Symptoms of Mold Exposure

Most buildings have mold. These microorganisms are dangerous to human health and can produce mycotoxins that increase your risk of developing neurological problems. If you have mold at home or in the workplace, you may experience a number of symptoms, such as:

• Redness of the eyes
• Itchy eyes
• Skin rash
• Sneezing
• Migraine
• Throat irritation
• Breathing difficulties
• Recurring upper respiratory infections
• Allergies

Infants, children, seniors, and people with asthma, chronic lung disease, or poor immunity are more sensitive to the effects of mold.

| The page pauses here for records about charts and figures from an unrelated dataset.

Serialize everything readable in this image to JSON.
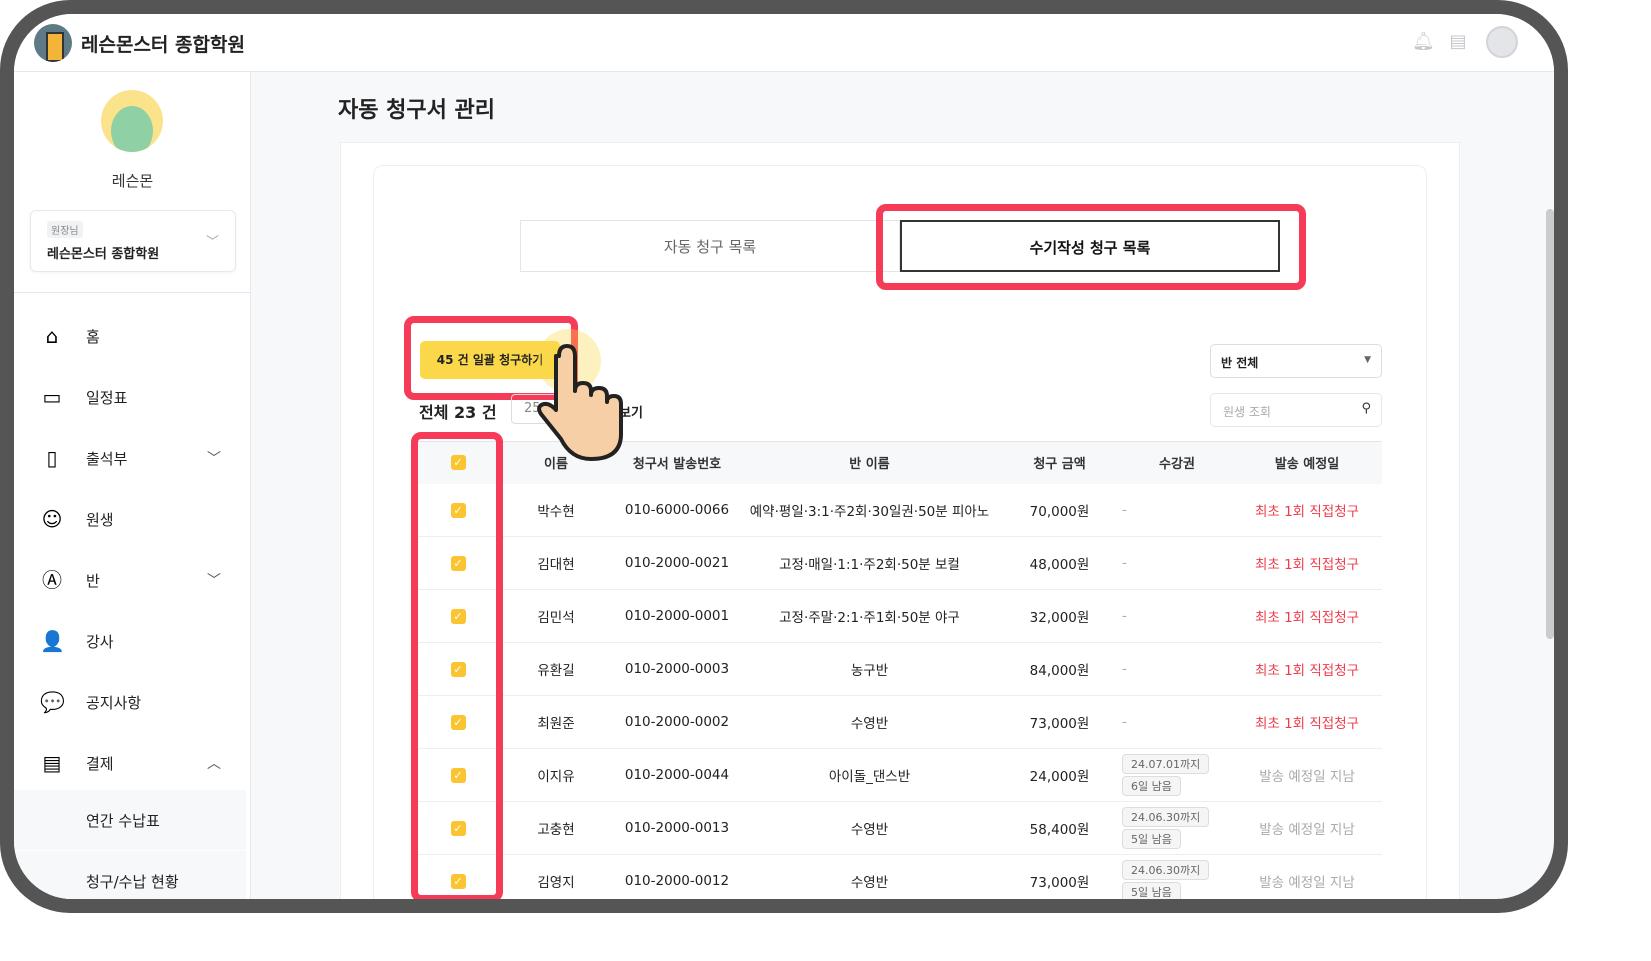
{
  "header": {
    "brand": "레슨몬스터 종합학원",
    "icons": [
      "bell-icon",
      "document-icon",
      "user-avatar-icon"
    ]
  },
  "sidebar": {
    "profile_name": "레슨몬",
    "academy_role": "원장님",
    "academy_name": "레슨몬스터 종합학원",
    "items": [
      {
        "label": "홈",
        "icon": "home-icon",
        "glyph": "⌂"
      },
      {
        "label": "일정표",
        "icon": "calendar-icon",
        "glyph": "▭"
      },
      {
        "label": "출석부",
        "icon": "book-icon",
        "glyph": "▯",
        "chev": "﹀"
      },
      {
        "label": "원생",
        "icon": "smile-icon",
        "glyph": "☺"
      },
      {
        "label": "반",
        "icon": "pencil-circle-icon",
        "glyph": "Ⓐ",
        "chev": "﹀"
      },
      {
        "label": "강사",
        "icon": "person-icon",
        "glyph": "👤"
      },
      {
        "label": "공지사항",
        "icon": "chat-bubble-icon",
        "glyph": "💬"
      },
      {
        "label": "결제",
        "icon": "card-icon",
        "glyph": "▤",
        "chev": "︿"
      }
    ],
    "subitems": [
      "연간 수납표",
      "청구/수납 현황"
    ]
  },
  "page": {
    "title": "자동 청구서 관리",
    "tabs": [
      "자동 청구 목록",
      "수기작성 청구 목록"
    ],
    "bulk_button": "45 건 일괄 청구하기",
    "total": "전체 23 건",
    "per_page": "25",
    "per_page_suffix": "보기",
    "class_filter": "반 전체",
    "search_placeholder": "원생 조회",
    "columns": [
      "이름",
      "청구서 발송번호",
      "반 이름",
      "청구 금액",
      "수강권",
      "발송 예정일"
    ],
    "rows": [
      {
        "name": "박수현",
        "phone": "010-6000-0066",
        "class": "예약·평일·3:1·주2회·30일권·50분 피아노",
        "amount": "70,000원",
        "ticket": "-",
        "send": "최초 1회 직접청구"
      },
      {
        "name": "김대현",
        "phone": "010-2000-0021",
        "class": "고정·매일·1:1·주2회·50분 보컬",
        "amount": "48,000원",
        "ticket": "-",
        "send": "최초 1회 직접청구"
      },
      {
        "name": "김민석",
        "phone": "010-2000-0001",
        "class": "고정·주말·2:1·주1회·50분 야구",
        "amount": "32,000원",
        "ticket": "-",
        "send": "최초 1회 직접청구"
      },
      {
        "name": "유환길",
        "phone": "010-2000-0003",
        "class": "농구반",
        "amount": "84,000원",
        "ticket": "-",
        "send": "최초 1회 직접청구"
      },
      {
        "name": "최원준",
        "phone": "010-2000-0002",
        "class": "수영반",
        "amount": "73,000원",
        "ticket": "-",
        "send": "최초 1회 직접청구"
      },
      {
        "name": "이지유",
        "phone": "010-2000-0044",
        "class": "아이돌_댄스반",
        "amount": "24,000원",
        "ticket": "24.07.01까지",
        "remain": "6일 남음",
        "send": "발송 예정일 지남"
      },
      {
        "name": "고충현",
        "phone": "010-2000-0013",
        "class": "수영반",
        "amount": "58,400원",
        "ticket": "24.06.30까지",
        "remain": "5일 남음",
        "send": "발송 예정일 지남"
      },
      {
        "name": "김영지",
        "phone": "010-2000-0012",
        "class": "수영반",
        "amount": "73,000원",
        "ticket": "24.06.30까지",
        "remain": "5일 남음",
        "send": "발송 예정일 지남"
      }
    ]
  },
  "colors": {
    "accent": "#fbd84a",
    "highlight": "#f53b57",
    "warning_text": "#ef3b4a"
  }
}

When exposed to mold, they can develop severe allergic reactions. Infants are particularly sensitive to Penicillium, a type of mold that causes respiratory problems. Studies have also found that exposure to mold can worsen asthma symptoms.

Where Do Molds Grow?

All molds need moisture in order to grow and survive. This explains why they are usually found in damp places like kitchens, showers, basements, and laundry rooms. These microorganisms can grow on any surface when moisture is present. The spores are carried by air currents and can be easily ingested or breathed in.

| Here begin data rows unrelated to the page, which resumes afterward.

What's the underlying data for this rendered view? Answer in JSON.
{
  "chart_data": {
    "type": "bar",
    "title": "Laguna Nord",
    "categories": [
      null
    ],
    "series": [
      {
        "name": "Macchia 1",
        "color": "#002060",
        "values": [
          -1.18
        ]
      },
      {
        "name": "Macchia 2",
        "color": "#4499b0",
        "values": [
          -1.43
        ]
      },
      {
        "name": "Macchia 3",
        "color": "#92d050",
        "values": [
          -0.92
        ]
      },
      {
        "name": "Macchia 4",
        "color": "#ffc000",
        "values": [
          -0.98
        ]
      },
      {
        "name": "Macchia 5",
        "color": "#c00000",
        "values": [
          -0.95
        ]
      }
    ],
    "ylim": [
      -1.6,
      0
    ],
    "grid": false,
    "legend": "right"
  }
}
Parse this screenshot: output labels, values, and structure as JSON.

Common causes of mold growth include indoor plumbing problems, building maintenance problems, leaky pipes, and incomplete drying of concrete and other flooring materials. Mold may also appear after flooding and water damage. Carpets, drywall, cellulose, plywood and other building materials are food for molds.

What Is Hidden Mold?

Mold is not always visible. After a major flood, it can grow inside the walls or behind wallpaper. Hidden molds can be found in roof materials, underside of carpets, back side of dry wall, or topside of ceiling tiles. The only way to detect it is to take samples. In general, hidden mold has a specific smell.

This microorganism needs moisture, food, and warm temperatures in order to grow. If these conditions are met, mold colonies can grow in buildings. Removing one of these requirements for mold can help reduce or stop its growth.

Mold Assessment Techniques

If you suspect there is mold in your home, examine the areas prone to mold growth. Take samples if necessary. Move the furniture, lift the carpets, check the pipes, and look behind wallpaper for hidden molds. If you call a professional, he will take samples of the inside and outdoor air, mold spores, and materials. This is the most accurate way to determine the type and concentration of mold in your house.

What Is Mold Remediation?

Mold remediation or mold removal involves stopping the source of moisture, ventilating the area, and cleaning up the mold. These procedures should be conducted by a trained professional. He will use a HEPA-filtered vacuum, biocide, and fungicides to kill the mold. After mold removal, it’s your responsibility to prevent it from coming back.